There seems to be no question that catastrophes can change the course of humanity. The impacts and effects have been studied for centuries. But one thing remains a constant. While the human race is not so good at being proactive, we have become pretty good at reacting. While it does not appear that we have placed much value on the lessons learned from the Spanish Flu, the past year provides evidential proof of our resilient ability to react. Real estate developers, infrastructure planning, government entities, and the business world itself were all on the fast track to maximize congestion. The goal: To fit more people into smaller spaces to maximize profit and tax revenue. There is no need to point out the disastrous result.
When the World Health Organization declared COVID-19 a global pandemic, enterprise operations around the globe responded by, wherever possible, sending employees home to muster whatever tools and furniture we could to very quickly become productive remote workers. The results exceeded the predictions of even the most positive among us. While there are indeed complaints that we need to address, productivity was not reduced. In some cases, a substantial productivity increase has been noted. As we start to consider the possibility that we may one day be allowed to return to the office en masse, CXO’s are huddled up to determine what this will look like. And it won’t be the same.
Expense reduction vs. increased revenue
Net profit equals revenue minus expenses. It’s a simple formula that many are intimately familiar with. It dictates that to increase net profit, we have two choices. We can increase revenue or we can reduce our expenses. Let’s face it — North American businesses are not great at reducing expenses. We subscribe to the theory that we must spend our budget no matter what. Otherwise, the budget will be reduced for the next fiscal period. Instead, when asked to reduce expenses, we terminate employees while not working to increase efficiencies, stop providing coffee, and micro-manage arrival and departure times. When we work to increase revenue received from our clientele, we tend to reduce the value that we provide to those same clients. Enter COVID-19, the transition to remote work, and the realization that expensive office space may be a thing of the past.
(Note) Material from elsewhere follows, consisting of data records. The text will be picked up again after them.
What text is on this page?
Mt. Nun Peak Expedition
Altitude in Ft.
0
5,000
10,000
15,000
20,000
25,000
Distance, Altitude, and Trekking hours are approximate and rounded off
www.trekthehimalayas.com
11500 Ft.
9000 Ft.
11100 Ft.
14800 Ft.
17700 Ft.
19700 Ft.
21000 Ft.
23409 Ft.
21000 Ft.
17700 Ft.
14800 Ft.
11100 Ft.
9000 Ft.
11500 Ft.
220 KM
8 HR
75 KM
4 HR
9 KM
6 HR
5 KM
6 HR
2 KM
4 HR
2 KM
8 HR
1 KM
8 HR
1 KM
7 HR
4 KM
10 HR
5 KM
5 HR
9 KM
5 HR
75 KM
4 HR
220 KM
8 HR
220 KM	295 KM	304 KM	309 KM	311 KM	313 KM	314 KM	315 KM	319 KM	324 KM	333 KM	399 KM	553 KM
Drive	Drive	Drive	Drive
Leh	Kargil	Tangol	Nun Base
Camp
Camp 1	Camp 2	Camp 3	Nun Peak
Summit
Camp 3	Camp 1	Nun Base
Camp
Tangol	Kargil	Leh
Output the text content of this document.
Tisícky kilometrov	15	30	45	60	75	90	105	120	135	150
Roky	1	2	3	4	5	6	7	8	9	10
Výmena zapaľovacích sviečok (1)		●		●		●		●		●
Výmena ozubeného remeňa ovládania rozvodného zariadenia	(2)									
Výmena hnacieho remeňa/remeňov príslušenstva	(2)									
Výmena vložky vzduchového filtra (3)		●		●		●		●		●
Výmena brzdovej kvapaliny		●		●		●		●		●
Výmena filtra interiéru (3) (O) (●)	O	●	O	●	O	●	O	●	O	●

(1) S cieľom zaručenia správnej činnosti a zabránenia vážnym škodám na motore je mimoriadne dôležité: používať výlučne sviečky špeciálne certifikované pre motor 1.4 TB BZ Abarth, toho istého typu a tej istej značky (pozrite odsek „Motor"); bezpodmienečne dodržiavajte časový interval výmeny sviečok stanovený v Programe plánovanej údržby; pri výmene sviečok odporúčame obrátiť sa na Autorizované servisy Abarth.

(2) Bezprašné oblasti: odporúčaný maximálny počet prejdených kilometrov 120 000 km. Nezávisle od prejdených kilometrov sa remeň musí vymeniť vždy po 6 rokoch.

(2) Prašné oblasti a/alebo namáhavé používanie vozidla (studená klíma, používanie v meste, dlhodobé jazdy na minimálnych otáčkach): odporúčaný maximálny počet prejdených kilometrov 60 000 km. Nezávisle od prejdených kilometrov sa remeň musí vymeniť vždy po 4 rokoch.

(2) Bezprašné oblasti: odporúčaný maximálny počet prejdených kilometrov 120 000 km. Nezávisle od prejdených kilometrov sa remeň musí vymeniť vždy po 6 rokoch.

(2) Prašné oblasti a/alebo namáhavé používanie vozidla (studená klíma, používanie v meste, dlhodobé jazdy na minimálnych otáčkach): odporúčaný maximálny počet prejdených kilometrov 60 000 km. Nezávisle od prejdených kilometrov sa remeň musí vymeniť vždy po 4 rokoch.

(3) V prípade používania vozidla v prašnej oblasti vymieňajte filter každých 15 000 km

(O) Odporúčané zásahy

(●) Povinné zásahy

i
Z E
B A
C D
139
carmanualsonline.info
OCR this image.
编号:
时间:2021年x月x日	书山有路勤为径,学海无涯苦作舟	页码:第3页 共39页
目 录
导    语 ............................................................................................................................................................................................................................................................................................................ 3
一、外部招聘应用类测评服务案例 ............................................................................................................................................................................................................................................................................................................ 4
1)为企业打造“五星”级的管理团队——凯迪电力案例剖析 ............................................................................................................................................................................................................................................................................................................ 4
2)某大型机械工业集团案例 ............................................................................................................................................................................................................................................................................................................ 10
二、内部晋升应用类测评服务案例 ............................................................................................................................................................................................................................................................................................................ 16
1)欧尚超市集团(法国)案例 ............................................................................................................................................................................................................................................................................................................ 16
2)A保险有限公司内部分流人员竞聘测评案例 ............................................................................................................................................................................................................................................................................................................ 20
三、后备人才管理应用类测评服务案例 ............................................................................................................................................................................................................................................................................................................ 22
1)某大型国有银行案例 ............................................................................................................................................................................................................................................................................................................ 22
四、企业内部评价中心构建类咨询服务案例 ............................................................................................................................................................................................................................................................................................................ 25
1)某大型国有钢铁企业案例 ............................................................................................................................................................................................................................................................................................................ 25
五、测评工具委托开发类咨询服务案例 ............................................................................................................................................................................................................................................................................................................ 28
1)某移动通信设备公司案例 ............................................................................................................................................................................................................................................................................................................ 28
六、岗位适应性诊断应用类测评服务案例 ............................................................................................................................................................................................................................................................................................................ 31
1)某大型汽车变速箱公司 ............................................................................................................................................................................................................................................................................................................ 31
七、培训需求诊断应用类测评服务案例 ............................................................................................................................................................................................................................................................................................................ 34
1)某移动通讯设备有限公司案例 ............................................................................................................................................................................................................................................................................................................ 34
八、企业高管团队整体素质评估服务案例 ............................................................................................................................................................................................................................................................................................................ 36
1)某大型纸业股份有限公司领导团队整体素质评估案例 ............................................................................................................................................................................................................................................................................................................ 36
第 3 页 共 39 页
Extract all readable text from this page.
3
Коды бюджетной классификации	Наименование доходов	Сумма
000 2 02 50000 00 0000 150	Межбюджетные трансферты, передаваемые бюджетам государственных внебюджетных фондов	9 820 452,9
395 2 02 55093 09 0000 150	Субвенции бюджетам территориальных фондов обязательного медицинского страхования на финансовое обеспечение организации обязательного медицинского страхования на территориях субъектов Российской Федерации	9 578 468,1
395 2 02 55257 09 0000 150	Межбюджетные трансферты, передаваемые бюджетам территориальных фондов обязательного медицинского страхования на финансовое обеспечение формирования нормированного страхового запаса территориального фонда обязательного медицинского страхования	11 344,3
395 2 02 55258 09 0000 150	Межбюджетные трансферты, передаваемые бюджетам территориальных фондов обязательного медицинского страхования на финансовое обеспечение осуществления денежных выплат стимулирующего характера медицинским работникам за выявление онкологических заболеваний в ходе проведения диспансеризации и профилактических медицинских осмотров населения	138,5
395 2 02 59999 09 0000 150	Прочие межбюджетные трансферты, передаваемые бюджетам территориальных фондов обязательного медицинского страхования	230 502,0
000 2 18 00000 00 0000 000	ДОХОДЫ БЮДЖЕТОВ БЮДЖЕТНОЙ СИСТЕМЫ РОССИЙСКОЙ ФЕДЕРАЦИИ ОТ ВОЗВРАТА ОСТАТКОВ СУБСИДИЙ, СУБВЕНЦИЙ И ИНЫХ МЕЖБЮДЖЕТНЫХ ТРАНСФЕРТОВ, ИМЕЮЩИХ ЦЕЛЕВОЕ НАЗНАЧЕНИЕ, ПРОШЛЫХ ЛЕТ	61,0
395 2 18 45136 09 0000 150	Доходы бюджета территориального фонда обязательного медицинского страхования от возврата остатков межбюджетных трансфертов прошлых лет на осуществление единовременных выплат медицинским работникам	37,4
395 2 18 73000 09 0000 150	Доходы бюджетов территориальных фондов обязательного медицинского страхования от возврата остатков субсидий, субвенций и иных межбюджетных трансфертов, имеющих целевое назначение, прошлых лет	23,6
Now that is a nice reduction in expenses while at the same time we can continue to provide top value to our customers.
Will the emergency home office become the corporate standard?
As employees realized that remote work would last for longer than the original two weeks that we were told, many chose to relocate to more suburban locations to avoid the congestion of the cities and the potential for infection. What if they don’t come back? The reality is that for those who want to come back, there may not be an office to come back to.
Imagine a world in which the responsibility for the work environment rests with the employee rather than the employer. This may seem nirvana to some, but a recent and very informal survey on the home office environment conducted using a random sampling of colleagues has divulged the following:
- The majority of remote workers are using their kitchen tables as a desk.
- A few have taken over the living room sofa and coffee table.
- Several had seconded a spare bedroom.
- One hid in their bedroom with a laptop in an attempt to shut out the sound of their kids who are both engaged in remote schooling.
- I was the only person with a formal office in my home. That said, it is overrun with foster puppies.
The truth is, the home office needs some work, and it’s time to stop thinking of it as a temporary emergency solution. This does not relieve the enterprise of the obligation to provide a safe and workable environment and now is the time for organizations to formulate a plan. The reality is that we have been thinking about this transition for a while now, even pre-COVID. We just never thought the opportunity would be real.
Considerations for the employee
While it is important for the enterprise to own and manage cybersecurity and promote employee satisfaction related to the home office, employees need to take on some of the responsibility to remain engaged and productive. Nicholas Rubright, digital marketing specialist at Cisco Webex, suggests that the best location for a home office is a quiet location, preferably with a door, as a peaceful environment is a huge advantage when trying to focus. Nicholas also stresses the importance of investing in a good chair. Perhaps the enterprise can consider a one-time incentive to help remote workers set up a comfortable and productive environment by adding an ergonomically-friendly chair and an external monitor. Nicholas and I agree that a wired connection is a must. With the reliance on video conferencing, lag can be horribly irritating.
Temporary is a relative term
The emergency remote office has turned out to be not so temporary. Many remote workers have set up their own personal temporary solution, but it’s time to be thinking of something more long-term. Enterprising organizations are leading the way to prepare for the seemingly inevitable longevity of the home office. This means a shared responsibility between employee and employer. It also means that I need a door to keep the foster puppies out.